Info Barelang

KUMPULAN BERITA BP BATAM YANG DIHIMPUN OLEH BIRO HUMAS, PROMOSI, DAN PROTOKOL

Kamis, 20 Januari 2011

Pusat Diminta Cabut Status Quo Relang

BATAM-Program Perdagangan Bebas atau Free Trade Zone (FTZ) Batam, Bintan dan Karimun (BBK) meskipun telah berjalan, tapi realisasinya belum lagi optimal. Sejumlah persoalan menjadi kendala. Di antaranya, keberadaan PP No 2 Tahun 2009 tentang Kepabeanan, Perpajakan dan Cukai serta Pengawasan Atas Pemasukan dan Pengeluaran Barang dari dan ke Kawasan Perdagangan Bebas dan Pelabuhan Bebas yang belum juga direvisi serta belum dicabutnya status quo kawasan Pulau Rempang dan Galang (Relang). Ketua Dewan Kawasan (DK) FTZ BBK Kepri HM Sani, hari Kamis (20/1) ini bertemu dengan Menteri Koordinator (Menko) Perekonomian Hatta Rajasa di Jakarta. Menurut Sani revisi PP No. 2 tahun 2009 dan pencabutan status quo lahan di kawasan Relang merupakan agenda utama yang akan dibicarakan di dalam pertemuan tersebut. "Sejauh ini program FTZ BBK memang tidak stagnan, namun pertumbuhannya belum sesuai dengan yang diharapkan," kata HM Sani yang juga Gubernur Kepri di Grha Kepri, Batam Centre, kemarin.

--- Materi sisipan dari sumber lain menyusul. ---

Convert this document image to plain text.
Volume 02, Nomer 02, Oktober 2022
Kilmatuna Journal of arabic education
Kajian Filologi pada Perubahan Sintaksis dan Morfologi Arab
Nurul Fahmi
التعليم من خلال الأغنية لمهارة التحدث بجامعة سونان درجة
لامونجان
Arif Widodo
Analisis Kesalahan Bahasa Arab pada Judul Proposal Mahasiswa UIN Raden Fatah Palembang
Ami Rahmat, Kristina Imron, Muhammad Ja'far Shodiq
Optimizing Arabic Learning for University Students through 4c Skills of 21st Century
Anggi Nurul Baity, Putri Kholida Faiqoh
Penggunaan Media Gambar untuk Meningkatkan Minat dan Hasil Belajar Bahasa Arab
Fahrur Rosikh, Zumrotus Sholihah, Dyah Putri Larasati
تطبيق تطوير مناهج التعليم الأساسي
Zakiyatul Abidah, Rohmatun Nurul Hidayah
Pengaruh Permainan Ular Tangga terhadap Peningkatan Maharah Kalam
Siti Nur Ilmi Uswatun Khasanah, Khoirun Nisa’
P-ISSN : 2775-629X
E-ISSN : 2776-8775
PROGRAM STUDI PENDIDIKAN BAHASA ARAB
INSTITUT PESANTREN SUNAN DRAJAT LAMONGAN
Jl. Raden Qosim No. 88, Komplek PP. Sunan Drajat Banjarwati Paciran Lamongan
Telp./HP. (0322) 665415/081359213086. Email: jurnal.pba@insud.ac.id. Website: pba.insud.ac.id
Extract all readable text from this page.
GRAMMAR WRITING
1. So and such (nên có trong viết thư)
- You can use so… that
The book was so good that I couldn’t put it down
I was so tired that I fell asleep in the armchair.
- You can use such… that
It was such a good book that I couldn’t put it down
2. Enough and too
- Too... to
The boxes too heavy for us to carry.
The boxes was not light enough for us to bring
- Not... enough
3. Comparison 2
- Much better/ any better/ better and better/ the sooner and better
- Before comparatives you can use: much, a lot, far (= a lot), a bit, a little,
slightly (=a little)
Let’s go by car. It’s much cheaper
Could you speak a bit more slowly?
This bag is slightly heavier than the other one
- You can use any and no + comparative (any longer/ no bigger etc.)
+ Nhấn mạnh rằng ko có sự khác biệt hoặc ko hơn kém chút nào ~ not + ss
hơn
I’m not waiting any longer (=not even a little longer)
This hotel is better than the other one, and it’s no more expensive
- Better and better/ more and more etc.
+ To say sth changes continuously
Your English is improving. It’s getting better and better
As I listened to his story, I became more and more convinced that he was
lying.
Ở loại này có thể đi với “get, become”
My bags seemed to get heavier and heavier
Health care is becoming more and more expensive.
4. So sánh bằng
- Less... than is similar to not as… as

Para pengusaha sering mengeluhkan tentang master list yang harus diikuti oleh pengusaha sewaktu memasukan barang-barang kebutuhan industri sebagaimana yang diatur oleh PP No 2 Tahun 2009. Birokrasi master list menjadikan proses masuk barang-barang kebutuhan industri menjadi lamban, sehingga sangat mengganggu kegiatan produksi. Banyak pengorder di luar negeri bayak yang mengeluh, bahkan ada yang sampai membatalkan kontrak, akibat penyelesaian produksi barang yang tidak tepat waktu atau terlambat gara-gara terkendala birokrasi master list.

Revisi PP Nomor 2 tahun 2009 ini mendesak dilakukan karena kurang tepat untuk mendukung UU No 44 tahun 2007 tentang Kawasan Perdagangan Bebas dan Pelabuhan Bebas. "Revisi PP Nomor 2 ini kan telah lama diminta kalangan pengusaha di Batam. Namun hingga kini belum terealisasi. Mudah-mudahan ini pertemuan yang terakhir dan PP No 2 itu direvisi," kata HM Sani yang didampingi Sekretaris Daerah (Sekda) Provinsi Kepri Dr H Suhajar Diantoro.

Di samping revisi PP No 2 Tahun 2009, hal penting yang akan dibawa Sani di dalam pertemuan dengan Menko Perekonomian Hatta Radjasa adalah masalah lahan di kawasan Pulang Rempang dan Galang yang hingga kini masih berstatus quo. Menurut Ketua DK status quo lahan Relang harus dicabut pemerintah pusat melalui Kementerian Kehutanan.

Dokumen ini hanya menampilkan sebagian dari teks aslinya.